If you are a C-level executive, business owner, or a public figure, you may get a meticulously crafted fake message. It might replicate a legitimate invoice from a partner. Even worse, it might ask you to log in and change some info in a business-critical application online.
High-level phishing campaigns may involve even phone calls from fraudsters who pretend to be calling on behalf of your banking institution or one of your business partners, also asking you to log in to a website that is being replicated to steal your account credentials.
While mass phishing messages are easy to spot due to bad grammar, poor design, etc., scams that are more sophisticated are harder to identify but there are still clues you should be looking for.
Modern web browsers have built-in protections against phishing sites and sites that contain malware. But these will not work against a fake site made by a professional hacking group.
A good practice is to always check if you are logging into the correct domain when using business-critical services. These include the likes of webmail, online accounting, and invoicing tools, and any online banking app.
Replicating the design of Google’s login page is easy while tens of thousands of businesses are using Google’s business suite of online tools that comprise corporate emails, office editors, and video conferencing.
Here is how a fake Google business account login page might look like:
That is one of the reasons for Google to redirecting you to their correct address if you type “Gogle.com” in your browser’s address bar and warning you if you type “Gooogle.com”, which is also a domain registered by Google.
You should make the checking of the address of the website or the online service you are accessing a habit. However, there are more routines you should develop in order to avoid fake sites and online scams.

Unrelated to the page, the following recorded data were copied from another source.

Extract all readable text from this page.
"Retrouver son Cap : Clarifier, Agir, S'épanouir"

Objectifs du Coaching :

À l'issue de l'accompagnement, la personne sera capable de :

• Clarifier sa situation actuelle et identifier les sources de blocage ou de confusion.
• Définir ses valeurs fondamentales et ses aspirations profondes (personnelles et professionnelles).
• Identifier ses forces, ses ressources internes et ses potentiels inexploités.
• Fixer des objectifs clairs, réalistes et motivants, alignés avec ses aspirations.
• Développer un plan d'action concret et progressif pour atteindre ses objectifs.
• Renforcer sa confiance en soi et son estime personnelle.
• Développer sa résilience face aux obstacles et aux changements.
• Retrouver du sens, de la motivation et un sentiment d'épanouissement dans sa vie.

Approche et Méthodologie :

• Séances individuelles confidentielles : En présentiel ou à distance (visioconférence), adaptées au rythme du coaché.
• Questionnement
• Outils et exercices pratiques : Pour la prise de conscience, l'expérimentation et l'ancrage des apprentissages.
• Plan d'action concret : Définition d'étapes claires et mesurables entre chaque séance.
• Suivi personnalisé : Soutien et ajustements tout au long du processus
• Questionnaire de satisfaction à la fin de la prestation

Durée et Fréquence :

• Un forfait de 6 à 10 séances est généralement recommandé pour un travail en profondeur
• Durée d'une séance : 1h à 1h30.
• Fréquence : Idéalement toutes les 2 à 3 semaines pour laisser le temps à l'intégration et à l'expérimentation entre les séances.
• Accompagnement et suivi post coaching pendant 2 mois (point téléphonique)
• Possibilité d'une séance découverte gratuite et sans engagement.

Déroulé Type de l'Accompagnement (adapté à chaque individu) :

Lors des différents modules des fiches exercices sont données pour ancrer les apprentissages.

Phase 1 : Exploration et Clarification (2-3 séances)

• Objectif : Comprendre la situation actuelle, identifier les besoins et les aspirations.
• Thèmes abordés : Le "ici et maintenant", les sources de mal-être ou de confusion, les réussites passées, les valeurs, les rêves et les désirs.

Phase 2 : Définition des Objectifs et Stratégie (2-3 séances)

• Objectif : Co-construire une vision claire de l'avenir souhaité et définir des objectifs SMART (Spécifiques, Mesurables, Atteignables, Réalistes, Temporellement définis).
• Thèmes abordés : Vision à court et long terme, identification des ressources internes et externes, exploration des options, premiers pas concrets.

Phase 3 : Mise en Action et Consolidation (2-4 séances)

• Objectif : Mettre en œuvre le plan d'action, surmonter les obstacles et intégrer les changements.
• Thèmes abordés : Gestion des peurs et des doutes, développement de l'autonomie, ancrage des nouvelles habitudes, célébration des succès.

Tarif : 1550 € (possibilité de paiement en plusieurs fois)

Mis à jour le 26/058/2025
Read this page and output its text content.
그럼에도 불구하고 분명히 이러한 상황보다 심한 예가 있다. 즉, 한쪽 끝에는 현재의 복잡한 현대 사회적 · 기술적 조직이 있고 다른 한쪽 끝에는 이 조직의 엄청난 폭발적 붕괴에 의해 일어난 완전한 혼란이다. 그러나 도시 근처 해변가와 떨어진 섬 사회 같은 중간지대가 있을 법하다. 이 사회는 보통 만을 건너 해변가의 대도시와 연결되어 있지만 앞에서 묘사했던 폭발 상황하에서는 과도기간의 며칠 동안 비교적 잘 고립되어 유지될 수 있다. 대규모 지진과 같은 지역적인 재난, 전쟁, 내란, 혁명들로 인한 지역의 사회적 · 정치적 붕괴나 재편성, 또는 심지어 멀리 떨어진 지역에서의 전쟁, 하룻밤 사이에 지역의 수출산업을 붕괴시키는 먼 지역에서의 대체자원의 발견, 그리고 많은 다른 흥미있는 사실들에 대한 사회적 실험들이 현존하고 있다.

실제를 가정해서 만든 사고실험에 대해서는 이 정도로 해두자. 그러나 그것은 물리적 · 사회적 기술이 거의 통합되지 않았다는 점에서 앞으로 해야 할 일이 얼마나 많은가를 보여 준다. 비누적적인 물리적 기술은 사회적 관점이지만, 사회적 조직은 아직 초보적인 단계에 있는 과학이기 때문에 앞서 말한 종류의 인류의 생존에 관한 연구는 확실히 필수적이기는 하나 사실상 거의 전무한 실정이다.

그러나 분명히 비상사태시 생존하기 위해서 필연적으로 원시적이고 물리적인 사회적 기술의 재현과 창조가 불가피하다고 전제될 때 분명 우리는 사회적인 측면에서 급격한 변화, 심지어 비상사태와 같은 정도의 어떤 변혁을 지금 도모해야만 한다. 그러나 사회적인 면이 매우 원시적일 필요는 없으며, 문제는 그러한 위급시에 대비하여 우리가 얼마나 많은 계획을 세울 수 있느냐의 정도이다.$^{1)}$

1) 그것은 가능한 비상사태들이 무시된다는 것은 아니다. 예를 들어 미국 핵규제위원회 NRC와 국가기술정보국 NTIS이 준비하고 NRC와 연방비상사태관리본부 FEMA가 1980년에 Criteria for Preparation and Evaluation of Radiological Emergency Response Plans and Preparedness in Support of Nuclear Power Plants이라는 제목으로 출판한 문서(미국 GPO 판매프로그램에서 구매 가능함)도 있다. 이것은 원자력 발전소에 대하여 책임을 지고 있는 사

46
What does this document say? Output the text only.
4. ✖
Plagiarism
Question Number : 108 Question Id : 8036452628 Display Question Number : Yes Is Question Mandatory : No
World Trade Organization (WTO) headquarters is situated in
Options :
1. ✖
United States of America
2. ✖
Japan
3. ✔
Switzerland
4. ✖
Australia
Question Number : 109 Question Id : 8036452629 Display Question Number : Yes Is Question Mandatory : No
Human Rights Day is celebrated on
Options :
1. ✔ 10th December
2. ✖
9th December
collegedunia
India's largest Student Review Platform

Finally, use common sense when browsing the Internet. Think twice when following links you receive in your inbox or another communications channel. Your bank will not ask you to confirm your account credentials online once you have opened an online banking account with them.
Most of the time, the average user should fight with fake websites and phishing messages himself. Enterprise-grade antivirus suites and some advanced VPN apps are very good tools for protection. They are able to detect malicious links and sites but not all of them and not all of the time.
Developing strong habits to check whether you are visiting the right (original) website and not reveal sensitive information online is your primary line of defense against online scams and bogus websites. Enhancing your device’s security measures is yet another way to protect yourself. Don’t take the threat lightly; You’re risking your private information without taking proper precautions.